Implement "Accelerating Self-Play Learning in Go"

David J. Wu: Good for your excellent work. Your research is so helpful. Many go amateurs use KataGo to analyze they game. It also inspires many researches.

In the current, I tried to implement some method from the paper "Accelerating Self-Play Learning in Go". But my go program looks like not good. The final score and dynamic komi did not work well.

This is what I did. I designed a network. It predict final score, board ownership, move probabilities, and Multi-Label. Board ownership and move probabilities are same as the paper. Multi-Label is as same as the paper "Multi-Labelled Value Networks for Computer Go". But final score is a little different. It predict final score without komi. For example, In a game, the black score is 10, the white score is 9, komi is 7.5. The final score head predict 1 in the ideal situation.

I try to train 7x7 network. In the self play, there are three case

60% is setting the fair komi (fair komi is 9).
20% is that let the program adjust fair komi by itself.
20% is that let the program move random and then adjust fair komi by itself. After training, the final score head result is 9. This is good result in the fair games. But in the not fair game, the final score head result is 9 offen. The dynamic komi is not effective well, too. For example, the winrate is almost same in the komi 9 and komi 10.

There is all loss functions, https://github.com/CGLemon/TemplateGo/blob/se/train/src/Torch.cc#L771-L781

I hope that you may get me some tips. Thank you very much. -- Hung Tse, Lin

Glad you found it interesting and helpful!

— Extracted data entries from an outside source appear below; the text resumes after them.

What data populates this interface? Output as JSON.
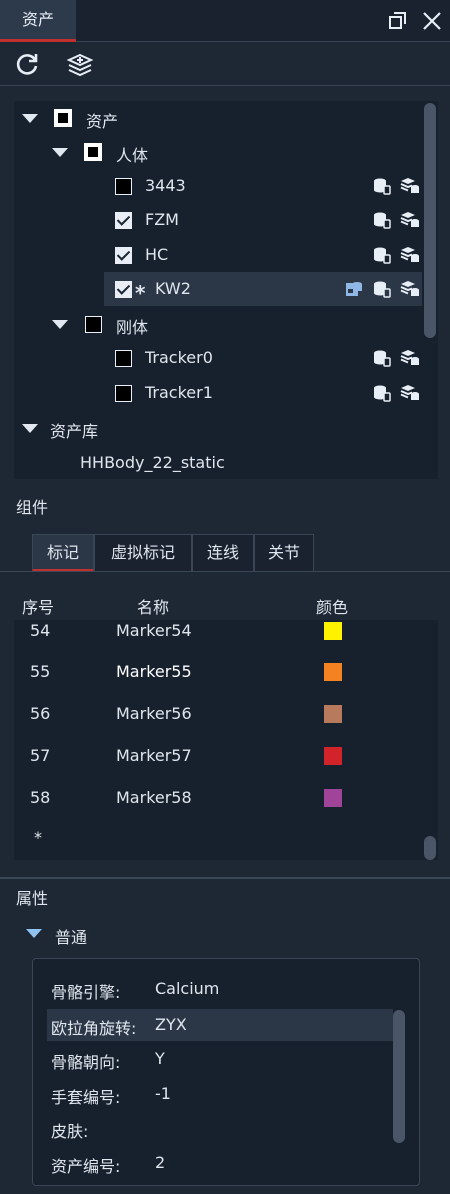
{
  "header": {
    "tab_label": "资产"
  },
  "tree": {
    "root": {
      "label": "资产"
    },
    "group_body": {
      "label": "人体"
    },
    "items": [
      {
        "label": "3443",
        "checked": false
      },
      {
        "label": "FZM",
        "checked": true
      },
      {
        "label": "HC",
        "checked": true
      },
      {
        "label": "KW2",
        "checked": true,
        "selected": true,
        "marker": "*"
      }
    ],
    "group_rigid": {
      "label": "刚体"
    },
    "rigid_items": [
      {
        "label": "Tracker0",
        "checked": false
      },
      {
        "label": "Tracker1",
        "checked": false
      }
    ],
    "library": {
      "label": "资产库",
      "item": "HHBody_22_static"
    }
  },
  "components": {
    "label": "组件",
    "tabs": [
      "标记",
      "虚拟标记",
      "连线",
      "关节"
    ],
    "active_tab": "标记",
    "columns": [
      "序号",
      "名称",
      "颜色"
    ],
    "rows": [
      {
        "num": "54",
        "name": "Marker54",
        "color": "#fff200"
      },
      {
        "num": "55",
        "name": "Marker55",
        "color": "#f58220"
      },
      {
        "num": "56",
        "name": "Marker56",
        "color": "#b87a5c"
      },
      {
        "num": "57",
        "name": "Marker57",
        "color": "#d2232a"
      },
      {
        "num": "58",
        "name": "Marker58",
        "color": "#a0449a"
      }
    ],
    "new_row_marker": "*"
  },
  "properties": {
    "label": "属性",
    "group": "普通",
    "rows": [
      {
        "key": "骨骼引擎:",
        "value": "Calcium"
      },
      {
        "key": "欧拉角旋转:",
        "value": "ZYX"
      },
      {
        "key": "骨骼朝向:",
        "value": "Y"
      },
      {
        "key": "手套编号:",
        "value": "-1"
      },
      {
        "key": "皮肤:",
        "value": ""
      },
      {
        "key": "资产编号:",
        "value": "2"
      }
    ]
  }
}
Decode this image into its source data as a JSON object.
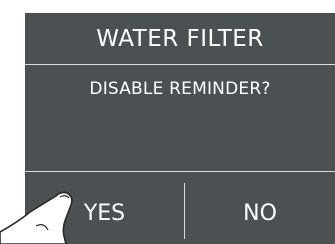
{
  "dialog": {
    "title": "WATER FILTER",
    "message": "DISABLE REMINDER?",
    "yes_label": "YES",
    "no_label": "NO"
  },
  "colors": {
    "panel_background": "#4b5152",
    "text": "#ffffff",
    "divider": "#d8dcdc"
  },
  "icons": {
    "pointer": "hand-pointer-icon"
  }
}
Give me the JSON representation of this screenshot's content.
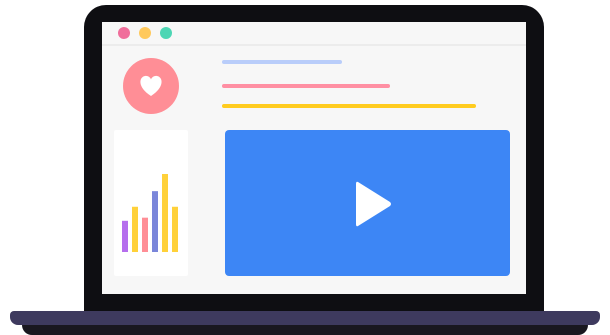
{
  "illustration": {
    "subject": "laptop-with-video-player",
    "colors": {
      "lid": "#0e0e12",
      "screen": "#f7f7f7",
      "base": "#3e3a5e",
      "base_shadow": "#19171f"
    }
  },
  "window_controls": {
    "close_color": "#f06e9b",
    "minimize_color": "#ffc95c",
    "maximize_color": "#4dd6b4"
  },
  "avatar": {
    "icon": "heart-icon",
    "background": "#ff8e96",
    "heart_color": "#ffffff"
  },
  "text_lines": [
    {
      "color": "#b9cdfa"
    },
    {
      "color": "#ff8fa3"
    },
    {
      "color": "#ffcc1f"
    }
  ],
  "mini_chart": {
    "type": "bar",
    "bar_count": 6,
    "values": [
      40,
      58,
      44,
      78,
      100,
      58
    ],
    "colors": [
      "#b56eed",
      "#ffd13a",
      "#ff8e96",
      "#7a86da",
      "#ffd13a",
      "#ffd13a"
    ]
  },
  "video_player": {
    "background": "#3d86f5",
    "play_icon": "play-icon",
    "play_color": "#ffffff"
  }
}
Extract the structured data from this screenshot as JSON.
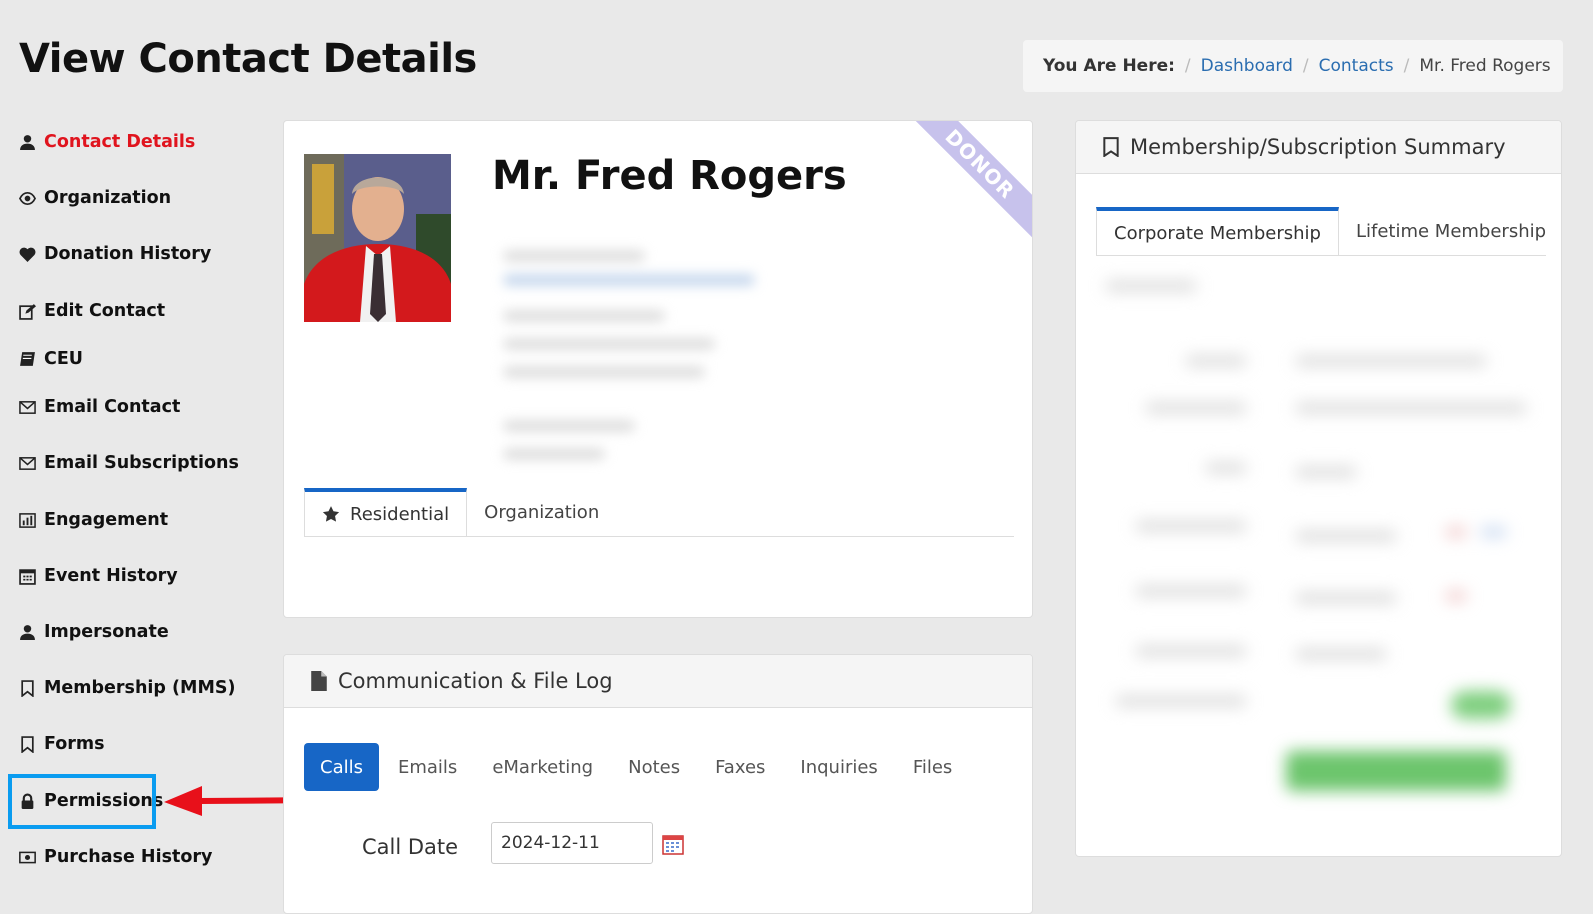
{
  "page": {
    "title": "View Contact Details"
  },
  "breadcrumb": {
    "label": "You Are Here:",
    "items": [
      "Dashboard",
      "Contacts"
    ],
    "current": "Mr. Fred Rogers"
  },
  "sidebar": {
    "items": [
      {
        "label": "Contact Details",
        "icon": "user-icon",
        "active": true
      },
      {
        "label": "Organization",
        "icon": "eye-icon"
      },
      {
        "label": "Donation History",
        "icon": "heart-icon"
      },
      {
        "label": "Edit Contact",
        "icon": "edit-icon"
      },
      {
        "label": "CEU",
        "icon": "book-icon"
      },
      {
        "label": "Email Contact",
        "icon": "envelope-icon"
      },
      {
        "label": "Email Subscriptions",
        "icon": "envelope-icon"
      },
      {
        "label": "Engagement",
        "icon": "bar-chart-icon"
      },
      {
        "label": "Event History",
        "icon": "calendar-icon"
      },
      {
        "label": "Impersonate",
        "icon": "user-icon"
      },
      {
        "label": "Membership (MMS)",
        "icon": "bookmark-icon"
      },
      {
        "label": "Forms",
        "icon": "bookmark-icon"
      },
      {
        "label": "Permissions",
        "icon": "lock-icon"
      },
      {
        "label": "Purchase History",
        "icon": "money-icon"
      }
    ],
    "accent_color": "#e0141e"
  },
  "contact": {
    "name": "Mr. Fred Rogers",
    "ribbon": "DONOR",
    "tabs": [
      "Residential",
      "Organization"
    ],
    "active_tab": "Residential"
  },
  "communication": {
    "title": "Communication & File Log",
    "tabs": [
      "Calls",
      "Emails",
      "eMarketing",
      "Notes",
      "Faxes",
      "Inquiries",
      "Files"
    ],
    "active_tab": "Calls",
    "call_date_label": "Call Date",
    "call_date_value": "2024-12-11"
  },
  "membership": {
    "title": "Membership/Subscription Summary",
    "tabs": [
      "Corporate Membership",
      "Lifetime Membership"
    ],
    "active_tab": "Corporate Membership"
  },
  "colors": {
    "primary": "#1766c6",
    "link": "#2a6db0",
    "annotation_box": "#0a9cf0",
    "annotation_arrow": "#e8101a",
    "ribbon": "#c7c2ec"
  }
}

It sounds like you might have some sort of bug? If so, the bug might not be in your loss function, but could be in the way that you are generating your data, or using its output in self-play, or it might be a flaw in the design of how the semantics of the different pieces fit together. You will be way better at debugging than me because you are far more familiar with your code than I am. But if you like, here are some questions to help out as to possible places to look or to test for bugs:

If you play a bad move for the first move of the game, does the score prediction change to reflect the fact that the player who made the bad move is now likely to get a lower score? Are basic things all working as intended, sanity checks on your data, the moves made, the games, seem reasonable?
Is it genuinely the case that if you play 100 komi 10 games, and 100 komi 9 games, the average utility is equal? (I assume you are counting the utility of a draw as being the average of the utilities of losing versus winning). If you look at the empirical frequency of winning vs drawing vs losing in komi 10 games versus komi 9 games in your data, what is it?

Given that you are doing multi-labeled networks, I presume that you are not providing komi as an input to the net? If so, then have you double and triple checked that all details of your design are consistent with this? For example:

The neural net is never told komi as an input, and therefore all outputs it produces are supposed to be "komiless" predictions, i.e. predictions of the result considering the physical points on the board alone.
At inference time, you listen to the appropriate winrate output corresponding to the komi in use, and if you access the raw "score-on-the-board" prediction from the neural net you make sure to add komi to get the true score prediction.
At training time, you construct all loss functions to penalize the neural net only relative the correct semantics of each output. For example, if you have a "score mean" output that predicts the expected value of the on-the-board score, you penalize it only according to the on-the-board score, without including komi (given that komi is not an input and therefore it can't be sure what komi is).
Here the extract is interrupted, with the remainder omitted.